You can see the world’s largest sandhill crane statue all the way from I-94 almost from a mile away. The first time you see it, it surprises you cause it’s so unexpected. It’s sundown on the prairie and on the horizon way out west for as far as your eyes can see, and as the Greyhound pulls off the interstate and stops for supper, the sandhill crane statue up close feels iluminated by this burning orange prairie sunset sky which makes it an even more unexpected surprise. It seems to stand guard on this tiny place at the side of the interstate, so far away from anywhere, 60 miles to Jamestown to the east and 45 miles to Bismark to the west and nothing else in between. The statue faces the interstate and up there from its vantage point it seems to serve as a welcoming sign to the tired and hungry drivers as it stands on the same grounds as the “Lone Steer Cafe, Motel & Casino”.
I’ve seen quite a few places like this on the road, but none quite like the “Lone Steer”. I step into the cafe and the first thing that catches my attention are a couple of flies hovering over the apple pie display case. That doesn’t help sell the place for me but this will be the last chance for a real meal before I reach Montana in the early morning. The waitresses seem to be more concerned with the local news gossip on the radio than to attend to the costumers. It seems Old Joe will spend another night in jail for riding his bicycle naked again. That is enough to have them laughing hysterically. I wonder how old Joe really is and how many times has he done it before or how senile or bored he must be to keep doing it. One of the waitress keeps chewing gum while the other is smoking a cigarette and they seem to me to be much older than they probably are. Only after my fellow patrons in the Greyhound come in after finishing smoking their cigarettes outside, and make a commotion, do the waitresses turn the radio low, drop the cigarette butt beyond the counter and the chewing gum under the grill and turn their attention to the costumers.
I’m still not sure what I’m having so I scan the menu for anything that catches my attention. One of the waitresses, Kitty, approaches my table and serves me coffee and asks what I’ll be having. I ask about their specials and if she will recommend anything. She recommends the blue-plate special with all the fixins and that actually sounds good to me. While I wait for my meal I look at the sandhill crane still hanging high over this place. The sunset has already been replaced by the first signs of dark outside but the sandhill crane still seems to cast the remains of that burning orange sky. After I finish my blue-plate special I ask for the check and Kitty asks if there’ll be anything else. I say no, but she interrupts me by saying “Hone, you shouldn’t leave without trying our apple pie. It’s our specialty. We make it ourselves”. I can still hear the buzzing of those flies, even over the conversations, hanging over that display case, but can’t honestly have the nerve to say no to Kitty’s big smile. I say that I’m still full from the blue-plate special and ask her if she can wrap the pie for me to go. She says “Sure hone, I’ll put in an extra large slice for you.” Kitty hands me the pie wrapped up in tin foil and I pay up at the counter leaving her a generous tip.

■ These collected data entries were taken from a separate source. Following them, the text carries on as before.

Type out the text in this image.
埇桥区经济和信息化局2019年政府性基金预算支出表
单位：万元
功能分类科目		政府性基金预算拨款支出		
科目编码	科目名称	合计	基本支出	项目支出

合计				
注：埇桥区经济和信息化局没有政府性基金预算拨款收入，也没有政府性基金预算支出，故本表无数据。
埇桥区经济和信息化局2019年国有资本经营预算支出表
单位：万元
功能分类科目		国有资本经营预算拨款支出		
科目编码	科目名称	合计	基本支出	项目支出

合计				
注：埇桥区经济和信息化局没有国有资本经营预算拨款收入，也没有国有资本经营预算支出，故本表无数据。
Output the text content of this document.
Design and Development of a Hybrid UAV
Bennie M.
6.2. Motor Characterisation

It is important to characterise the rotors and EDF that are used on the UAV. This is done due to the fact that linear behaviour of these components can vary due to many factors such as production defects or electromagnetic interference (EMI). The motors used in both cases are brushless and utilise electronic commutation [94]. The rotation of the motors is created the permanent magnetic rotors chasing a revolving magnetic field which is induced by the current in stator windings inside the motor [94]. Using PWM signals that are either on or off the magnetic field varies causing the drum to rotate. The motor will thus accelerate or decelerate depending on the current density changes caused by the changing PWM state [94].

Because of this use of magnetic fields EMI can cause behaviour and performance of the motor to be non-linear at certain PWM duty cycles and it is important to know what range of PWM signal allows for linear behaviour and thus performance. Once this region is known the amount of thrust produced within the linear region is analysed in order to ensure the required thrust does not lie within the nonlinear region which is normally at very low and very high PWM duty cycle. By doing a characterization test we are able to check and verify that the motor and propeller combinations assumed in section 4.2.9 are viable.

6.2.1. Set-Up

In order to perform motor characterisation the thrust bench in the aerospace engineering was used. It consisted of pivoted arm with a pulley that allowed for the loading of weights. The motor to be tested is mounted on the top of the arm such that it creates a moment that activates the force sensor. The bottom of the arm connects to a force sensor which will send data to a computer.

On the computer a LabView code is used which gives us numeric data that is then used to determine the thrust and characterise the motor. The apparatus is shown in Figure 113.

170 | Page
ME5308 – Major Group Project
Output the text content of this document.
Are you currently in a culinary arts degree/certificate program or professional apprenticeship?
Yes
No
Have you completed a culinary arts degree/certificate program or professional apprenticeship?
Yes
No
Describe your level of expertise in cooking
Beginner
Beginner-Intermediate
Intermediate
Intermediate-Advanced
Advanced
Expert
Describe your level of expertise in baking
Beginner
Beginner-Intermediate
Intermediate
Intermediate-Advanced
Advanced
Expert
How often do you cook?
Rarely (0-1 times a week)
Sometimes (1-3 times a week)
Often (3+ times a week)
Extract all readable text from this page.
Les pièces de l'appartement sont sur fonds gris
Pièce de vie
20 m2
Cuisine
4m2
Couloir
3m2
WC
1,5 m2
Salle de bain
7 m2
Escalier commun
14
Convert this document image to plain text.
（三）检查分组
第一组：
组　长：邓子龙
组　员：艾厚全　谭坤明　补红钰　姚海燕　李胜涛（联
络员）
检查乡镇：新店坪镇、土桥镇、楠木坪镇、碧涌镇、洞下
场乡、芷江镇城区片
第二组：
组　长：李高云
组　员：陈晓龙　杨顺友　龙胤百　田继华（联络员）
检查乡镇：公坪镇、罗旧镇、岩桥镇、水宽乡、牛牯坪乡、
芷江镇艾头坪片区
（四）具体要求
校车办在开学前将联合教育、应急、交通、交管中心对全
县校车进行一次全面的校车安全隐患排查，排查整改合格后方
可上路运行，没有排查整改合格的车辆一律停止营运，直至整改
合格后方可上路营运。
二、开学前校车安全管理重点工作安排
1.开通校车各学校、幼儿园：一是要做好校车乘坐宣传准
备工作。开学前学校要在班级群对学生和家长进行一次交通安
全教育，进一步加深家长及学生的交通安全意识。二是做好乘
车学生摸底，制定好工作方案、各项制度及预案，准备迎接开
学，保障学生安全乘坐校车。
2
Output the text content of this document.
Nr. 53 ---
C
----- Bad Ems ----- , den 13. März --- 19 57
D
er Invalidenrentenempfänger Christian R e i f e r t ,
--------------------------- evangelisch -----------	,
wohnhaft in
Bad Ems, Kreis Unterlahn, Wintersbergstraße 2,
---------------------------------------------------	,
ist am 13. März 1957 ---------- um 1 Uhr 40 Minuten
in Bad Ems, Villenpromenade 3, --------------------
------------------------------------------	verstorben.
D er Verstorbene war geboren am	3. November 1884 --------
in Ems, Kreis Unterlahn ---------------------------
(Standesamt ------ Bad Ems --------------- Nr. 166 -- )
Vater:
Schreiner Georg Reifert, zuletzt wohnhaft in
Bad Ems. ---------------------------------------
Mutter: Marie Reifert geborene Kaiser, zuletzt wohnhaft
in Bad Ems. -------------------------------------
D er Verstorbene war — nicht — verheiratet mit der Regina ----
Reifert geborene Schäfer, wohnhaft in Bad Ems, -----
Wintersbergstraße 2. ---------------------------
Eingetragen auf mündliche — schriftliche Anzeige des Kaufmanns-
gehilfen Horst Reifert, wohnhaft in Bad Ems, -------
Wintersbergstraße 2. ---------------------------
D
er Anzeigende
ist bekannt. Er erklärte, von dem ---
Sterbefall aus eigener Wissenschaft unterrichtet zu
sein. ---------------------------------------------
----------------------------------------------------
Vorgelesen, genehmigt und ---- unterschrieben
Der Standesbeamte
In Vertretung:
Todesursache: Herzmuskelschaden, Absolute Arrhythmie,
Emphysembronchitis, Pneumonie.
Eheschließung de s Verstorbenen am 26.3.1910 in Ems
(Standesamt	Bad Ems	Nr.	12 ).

Outside the café it’s starting to get colder and darker. The lights of the motel office are on but there’s no other lights on in the place, which makes me wonder if anyone’s staying at the motel or if maybe they are at the next door casino. From the outside, I can’t even guess if the casino is open for business. In fairness, there’s a penetrating silence surrounding the parking lot that is only tempered by the distant traffic on I-94 and by a few rushes of wind every once in a while. I’m called in to board the bus and I take a long deep breath. The cold wind on my face invigorates me and I pass the sandhill crane statue on my way to the bus and finally take on the true measure of it. It seems to be so much bigger now than what I first realized when I arrived here. And as I take a final look at it from inside the bus as we’re already on our way to enter I-94, it still stands tall over the place and seems to irradiate light to the parking lot and the café. I fall asleep on the bus thinking who’d ever thought of putting such a thing in that place. I awake in the middle of the night. I look outside for a few minutes and all I see is the dark, interrupted from time to time by the headlights of oncoming buses and trucks going east in the opposite direction as our bus. I look around me and everyone is sleeping except the driver and me. It’s probably 3 or 4 in the morning and there’s at least another 3 hours before we stop again and I’m feeling hungry again. I remember the apple pie that still sits under the tin foil in the seat next to me. It’s still warm and I eat it without leaving any single crumb. The best damn apple pie I ever had, I think to myself, while looking outside the window at the dark cold American night.